Israel  relaxed even more restrictions on businesses in March, as coronavirus numbers improved significantly. The Finance Ministry has predicted that 2021 will see the GDP grow at a rate of 2.8%-4.9% (depending on how severe coronavirus restrictions will be).

Business owners of the 5 different malls in the northern town of Rosh Pina stock up and prepare to open to the public, March 2, 2021. (Michael Giladi/FLASH90)

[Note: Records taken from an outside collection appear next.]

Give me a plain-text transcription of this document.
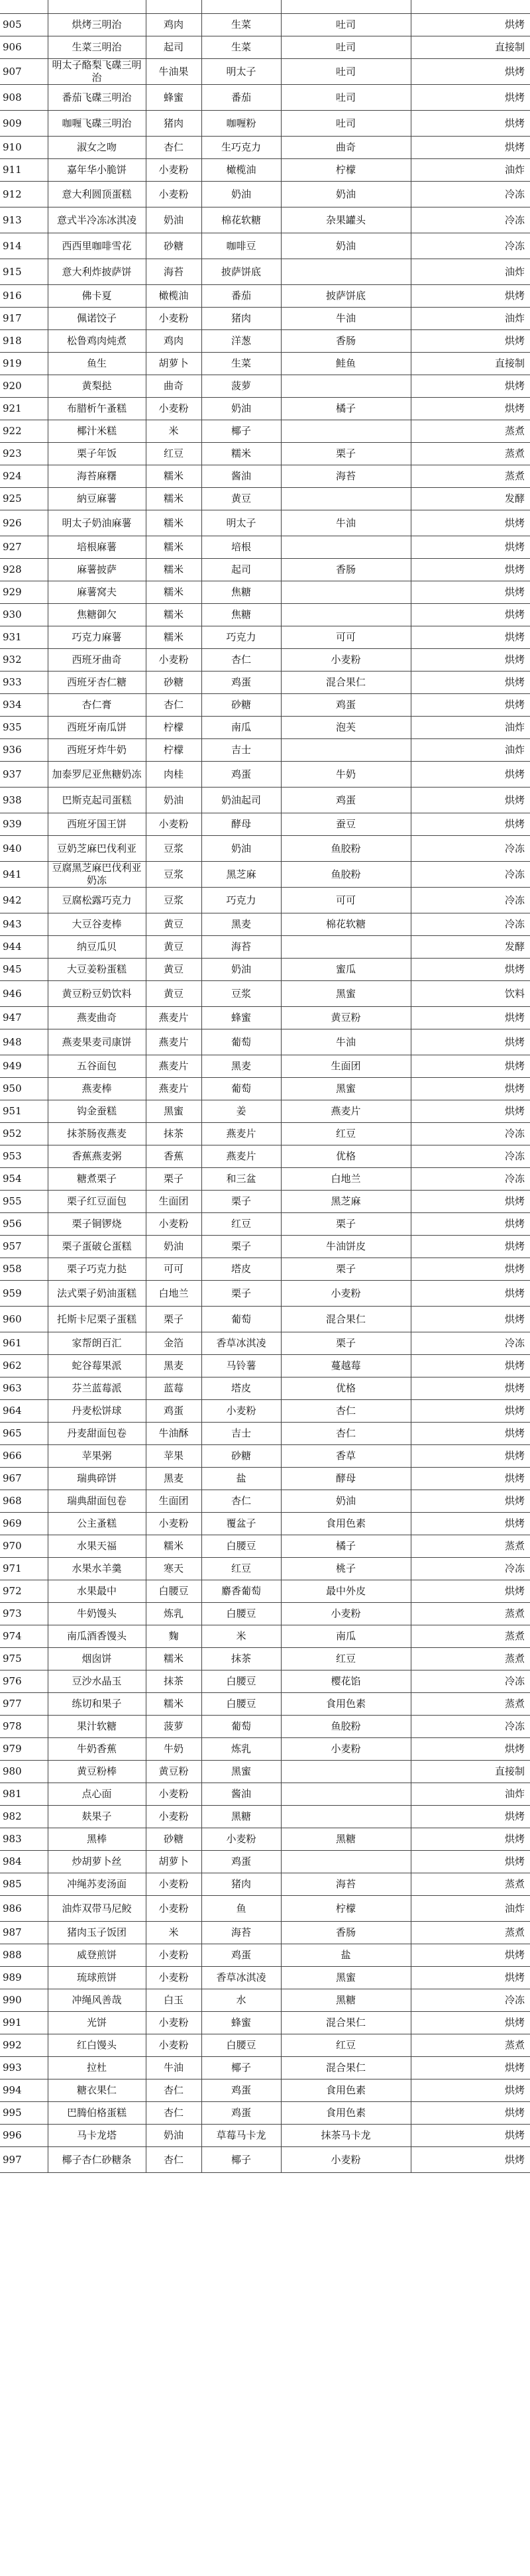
905	烘烤三明治	鸡肉	生菜	吐司	烘烤
906	生菜三明治	起司	生菜	吐司	直接制
907	明太子酪梨飞碟三明治	牛油果	明太子	吐司	烘烤
908	番茄飞碟三明治	蜂蜜	番茄	吐司	烘烤
909	咖喱飞碟三明治	猪肉	咖喱粉	吐司	烘烤
910	淑女之吻	杏仁	生巧克力	曲奇	烘烤
911	嘉年华小脆饼	小麦粉	橄榄油	柠檬	油炸
912	意大利圆顶蛋糕	小麦粉	奶油	奶油	冷冻
913	意式半冷冻冰淇凌	奶油	棉花软糖	杂果罐头	冷冻
914	西西里咖啡雪花	砂糖	咖啡豆	奶油	冷冻
915	意大利炸披萨饼	海苔	披萨饼底		油炸
916	佛卡夏	橄榄油	番茄	披萨饼底	烘烤
917	佩诺饺子	小麦粉	猪肉	牛油	油炸
918	松鲁鸡肉炖煮	鸡肉	洋葱	香肠	烘烤
919	鱼生	胡萝卜	生菜	鲑鱼	直接制
920	黄梨挞	曲奇	菠萝		烘烤
921	布腊析午蚤糕	小麦粉	奶油	橘子	烘烤
922	椰汁米糕	米	椰子		蒸煮
923	栗子年饭	红豆	糯米	栗子	蒸煮
924	海苔麻糬	糯米	酱油	海苔	蒸煮
925	納豆麻薯	糯米	黄豆		发酵
926	明太子奶油麻薯	糯米	明太子	牛油	烘烤
927	培根麻薯	糯米	培根		烘烤
928	麻薯披萨	糯米	起司	香肠	烘烤
929	麻薯窝夫	糯米	焦糖		烘烤
930	焦糖御欠	糯米	焦糖		烘烤
931	巧克力麻薯	糯米	巧克力	可可	烘烤
932	西班牙曲奇	小麦粉	杏仁	小麦粉	烘烤
933	西班牙杏仁糖	砂糖	鸡蛋	混合果仁	烘烤
934	杏仁膏	杏仁	砂糖	鸡蛋	烘烤
935	西班牙南瓜饼	柠檬	南瓜	泡芙	油炸
936	西班牙炸牛奶	柠檬	吉士		油炸
937	加泰罗尼亚焦糖奶冻	肉桂	鸡蛋	牛奶	烘烤
938	巴斯克起司蛋糕	奶油	奶油起司	鸡蛋	烘烤
939	西班牙国王饼	小麦粉	酵母	蚕豆	烘烤
940	豆奶芝麻巴伐利亚	豆浆	奶油	鱼胶粉	冷冻
941	豆腐黑芝麻巴伐利亚奶冻	豆浆	黑芝麻	鱼胶粉	冷冻
942	豆腐松露巧克力	豆浆	巧克力	可可	冷冻
943	大豆谷麦棒	黄豆	黑麦	棉花软糖	冷冻
944	纳豆瓜贝	黄豆	海苔		发酵
945	大豆姜粉蛋糕	黄豆	奶油	蜜瓜	烘烤
946	黄豆粉豆奶饮料	黄豆	豆浆	黑蜜	饮料
947	燕麦曲奇	燕麦片	蜂蜜	黄豆粉	烘烤
948	燕麦果麦司康饼	燕麦片	葡萄	牛油	烘烤
949	五谷面包	燕麦片	黑麦	生面团	烘烤
950	燕麦棒	燕麦片	葡萄	黑蜜	烘烤
951	钩金蚕糕	黑蜜	姜	燕麦片	烘烤
952	抹茶肠夜燕麦	抹茶	燕麦片	红豆	冷冻
953	香蕉燕麦粥	香蕉	燕麦片	优格	冷冻
954	糖煮栗子	栗子	和三盆	白地兰	冷冻
955	栗子红豆面包	生面团	栗子	黑芝麻	烘烤
956	栗子铜锣烧	小麦粉	红豆	栗子	烘烤
957	栗子蛋破仑蛋糕	奶油	栗子	牛油饼皮	烘烤
958	栗子巧克力挞	可可	塔皮	栗子	烘烤
959	法式栗子奶油蛋糕	白地兰	栗子	小麦粉	烘烤
960	托斯卡尼栗子蛋糕	栗子	葡萄	混合果仁	烘烤
961	家帮朗百汇	金箔	香草冰淇凌	栗子	冷冻
962	蛇谷莓果派	黑麦	马铃薯	蔓越莓	烘烤
963	芬兰蓝莓派	蓝莓	塔皮	优格	烘烤
964	丹麦松饼球	鸡蛋	小麦粉	杏仁	烘烤
965	丹麦甜面包卷	牛油酥	吉士	杏仁	烘烤
966	苹果粥	苹果	砂糖	香草	烘烤
967	瑞典碎饼	黑麦	盐	酵母	烘烤
968	瑞典甜面包卷	生面团	杏仁	奶油	烘烤
969	公主蚤糕	小麦粉	覆盆子	食用色素	烘烤
970	水果天福	糯米	白腰豆	橘子	蒸煮
971	水果水羊羹	寒天	红豆	桃子	冷冻
972	水果最中	白腰豆	麝香葡萄	最中外皮	烘烤
973	牛奶馒头	炼乳	白腰豆	小麦粉	蒸煮
974	南瓜酒香馒头	麴	米	南瓜	蒸煮
975	烟囱饼	糯米	抹茶	红豆	蒸煮
976	豆沙水晶玉	抹茶	白腰豆	樱花馅	冷冻
977	练切和果子	糯米	白腰豆	食用色素	蒸煮
978	果汁软糖	菠萝	葡萄	鱼胶粉	冷冻
979	牛奶香蕉	牛奶	炼乳	小麦粉	烘烤
980	黄豆粉棒	黄豆粉	黑蜜		直接制
981	点心面	小麦粉	酱油		油炸
982	麸果子	小麦粉	黑糖		烘烤
983	黑棒	砂糖	小麦粉	黑糖	烘烤
984	炒胡萝卜丝	胡萝卜	鸡蛋		烘烤
985	冲绳苏麦汤面	小麦粉	猪肉	海苔	蒸煮
986	油炸双带马尼鲛	小麦粉	鱼	柠檬	油炸
987	猪肉玉子饭团	米	海苔	香肠	蒸煮
988	威登煎饼	小麦粉	鸡蛋	盐	烘烤
989	琉球煎饼	小麦粉	香草冰淇凌	黑蜜	烘烤
990	冲绳风善哉	白玉	水	黑糖	冷冻
991	光饼	小麦粉	蜂蜜	混合果仁	烘烤
992	红白馒头	小麦粉	白腰豆	红豆	蒸煮
993	拉杜	牛油	椰子	混合果仁	烘烤
994	糖衣果仁	杏仁	鸡蛋	食用色素	烘烤
995	巴腾伯格蛋糕	杏仁	鸡蛋	食用色素	烘烤
996	马卡龙塔	奶油	草莓马卡龙	抹茶马卡龙	烘烤
997	椰子杏仁砂糖条	杏仁	椰子	小麦粉	烘烤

It also predicts that if the vaccination campaign succeeds and the economy can keep its recovery on track, the unemployment rate at the end of 2021 could be as low as 6.5%. It could then gradually return to pre-pandemic levels, when the unemployed were only 4% of the workforce.

According to the ministry, the GDP per capita of Israel in 2020 was 95.7% that of the country in 2019, reflecting the lower productivity during the pandemic and its lockdown periods.

The overall GDP of the country in 2021 is predicted to rise slightly and reach 97.9% of the 2019 GDP. 2022 is expected to show even more of a recovery, with GDP projected at 100.3% that of 2019 – indicating an economy that has surpassed that of the pre-pandemic period.